まだこの時点ではあくまでも「感じた」だけであって、「考え」というほどのものではなくても。


ダイオキシン問題の時には、ひとりひとりがもう少し自分の感情に向き合い、考える時間があったことが、ふたつめの違いです。


<歴史に「もし」はないけれど>


1990年代に今回の放射線被ばくの問題が起きていたら、つまり20代の子育て世代が大半でインターネットという情報網がまだそれほどの広がりをもっていなかったら・・・。


おそらく、不安ながらも「健康にただちに被害はない」というメッセージを信じて静観する人がほとんどではなかったかと思えるのです。
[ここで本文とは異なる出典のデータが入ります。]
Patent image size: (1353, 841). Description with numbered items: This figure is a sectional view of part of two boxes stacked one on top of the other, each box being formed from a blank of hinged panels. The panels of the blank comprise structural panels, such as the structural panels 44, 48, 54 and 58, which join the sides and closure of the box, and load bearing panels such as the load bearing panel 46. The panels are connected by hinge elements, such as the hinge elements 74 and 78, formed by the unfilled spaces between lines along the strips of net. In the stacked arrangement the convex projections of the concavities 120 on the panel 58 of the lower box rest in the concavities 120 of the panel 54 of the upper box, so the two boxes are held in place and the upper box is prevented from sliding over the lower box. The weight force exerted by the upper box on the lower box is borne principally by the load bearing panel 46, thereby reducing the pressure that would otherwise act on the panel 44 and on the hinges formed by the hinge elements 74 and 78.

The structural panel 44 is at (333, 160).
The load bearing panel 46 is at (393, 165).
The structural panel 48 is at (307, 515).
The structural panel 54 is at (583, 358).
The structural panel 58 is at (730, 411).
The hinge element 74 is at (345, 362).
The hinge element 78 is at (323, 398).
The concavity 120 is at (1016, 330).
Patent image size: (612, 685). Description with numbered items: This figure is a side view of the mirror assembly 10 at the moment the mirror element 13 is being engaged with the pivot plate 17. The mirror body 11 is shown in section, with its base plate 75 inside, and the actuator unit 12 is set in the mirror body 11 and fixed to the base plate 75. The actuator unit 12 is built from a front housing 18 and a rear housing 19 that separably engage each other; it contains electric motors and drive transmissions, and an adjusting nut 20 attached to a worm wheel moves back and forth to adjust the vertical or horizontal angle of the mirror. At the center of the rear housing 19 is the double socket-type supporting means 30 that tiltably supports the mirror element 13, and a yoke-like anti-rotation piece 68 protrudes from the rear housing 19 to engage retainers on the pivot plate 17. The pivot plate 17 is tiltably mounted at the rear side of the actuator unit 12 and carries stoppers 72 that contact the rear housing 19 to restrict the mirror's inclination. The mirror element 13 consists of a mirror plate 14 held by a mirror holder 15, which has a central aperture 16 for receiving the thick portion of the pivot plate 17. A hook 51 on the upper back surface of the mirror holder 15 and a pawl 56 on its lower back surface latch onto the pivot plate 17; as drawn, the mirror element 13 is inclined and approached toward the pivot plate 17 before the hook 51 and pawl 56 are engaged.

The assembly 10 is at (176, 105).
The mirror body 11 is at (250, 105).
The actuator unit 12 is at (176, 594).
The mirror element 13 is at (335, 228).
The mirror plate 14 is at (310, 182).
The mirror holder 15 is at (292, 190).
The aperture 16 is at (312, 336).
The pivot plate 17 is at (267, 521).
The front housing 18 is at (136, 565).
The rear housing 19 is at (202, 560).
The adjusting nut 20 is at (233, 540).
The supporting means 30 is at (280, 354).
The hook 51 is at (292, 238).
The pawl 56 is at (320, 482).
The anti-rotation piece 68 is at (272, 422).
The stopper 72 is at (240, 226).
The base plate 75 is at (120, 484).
南関東放射線量を見て「不安だから移住したい」と周囲の人に話しても、twitterで得られるほどの賛同はなく、実行に移すことも少なかったかもしれません。


なにより20代の時期に、周囲のお母さん達へ影響を与えるほどのリーダーシップをとれる人は少ないことでしょう。


でも30代・40代のお母さん達と言うのは、非常に勉強家でアクティブです。
「子どもたちを守る必要がある」と考えれば徹底的に情報を集め、周囲の人たちを巻き込む能力がある世代です。


の中で、以下のようにありました。

一方、流言を受け取っても、批判能力の高い人の場合には、他の情報源にあたってチェックするなどの情報確認行動をとることにより、真偽を見分け、流言の伝播を食いとめることができる。

これは諸刃の剣だともいえるかもしれません。